Wijziging van de wetgeving op de fysische controle inzake ioniserende stralingen

Het koninklijk besluit van 6 december 2018 voert een grondige wijziging door van de dienst voor fysische controle (DFC) voor bedrijven die met ioniserende stralingen werken of die radioactieve materialen vervoeren. Ook de jobinhoud als preventieadviseur wordt hierdoor beïnvloed.

De erkende instellingen zullen nu enkel nog ten dienste staan van die bedrijven en geen controle meer uitvoeren in opdracht van het Federaal Agentschap voor Nucleaire Controle (FANC). Er wordt een nieuwe subklasse IIA opgericht, die de meest risicovolle bedrijven van klasse II bevatten. En tenslotte wordt Bel V eindelijk juridisch verankerd, ondanks dat het al jarenlang toezicht hield op de klasse I-inrichtingen en nu ook op deze van klasse IIA.

Reorganisatie van de dienst voor fysische controle

Elke exploitant van een inrichting waar gebruik gemaakt wordt van ioniserende stralingen of ondernemingen die deelnemen aan het vervoer van gevaarlijke goederen van de klasse 7, dient te beschikken over een dienst voor fysische controle en (een) erkende deskundige(n).

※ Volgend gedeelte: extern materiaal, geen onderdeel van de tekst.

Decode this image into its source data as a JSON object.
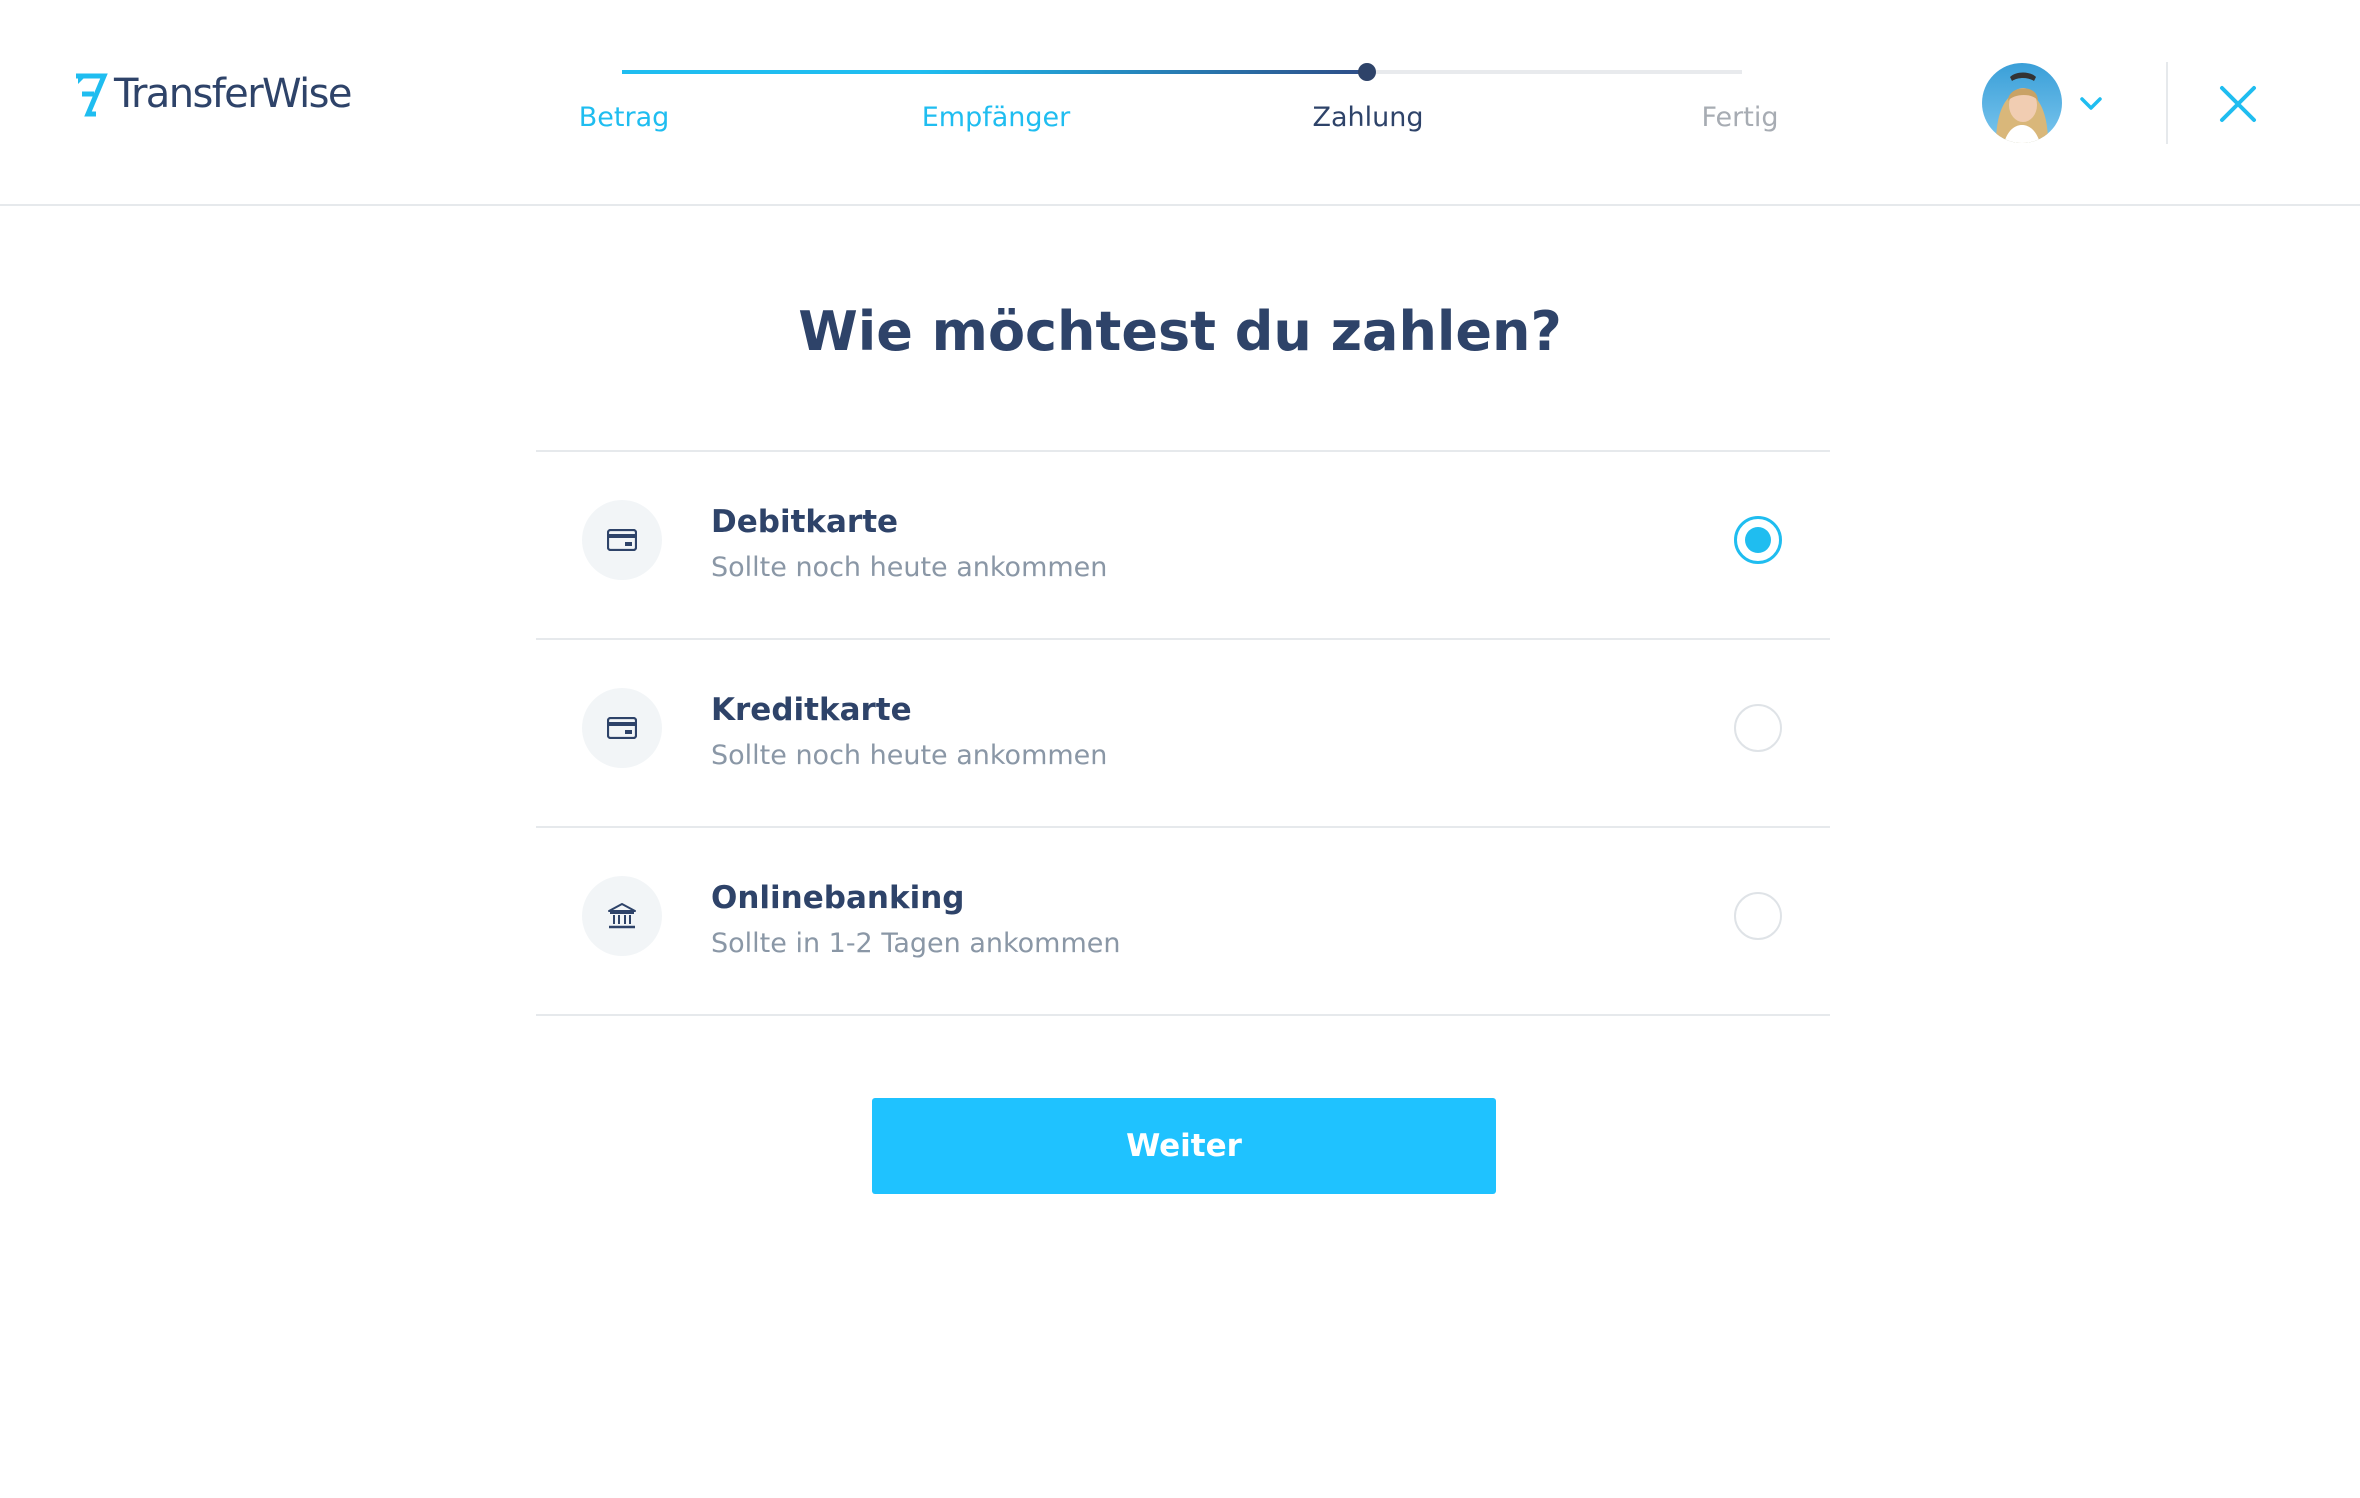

De opdrachten van de erkende deskundige(n) kunnen dan, al dan niet, aan een erkende instelling toevertrouwd worden.

Het is de exploitant of het ondernemingshoofd die moet bepalen hoe hij zijn fysische controle wil organiseren, bijvoorbeeld: de functionele organisatie van de dienst voor fysische controle en de positie ervan binnen de organisatie, enz.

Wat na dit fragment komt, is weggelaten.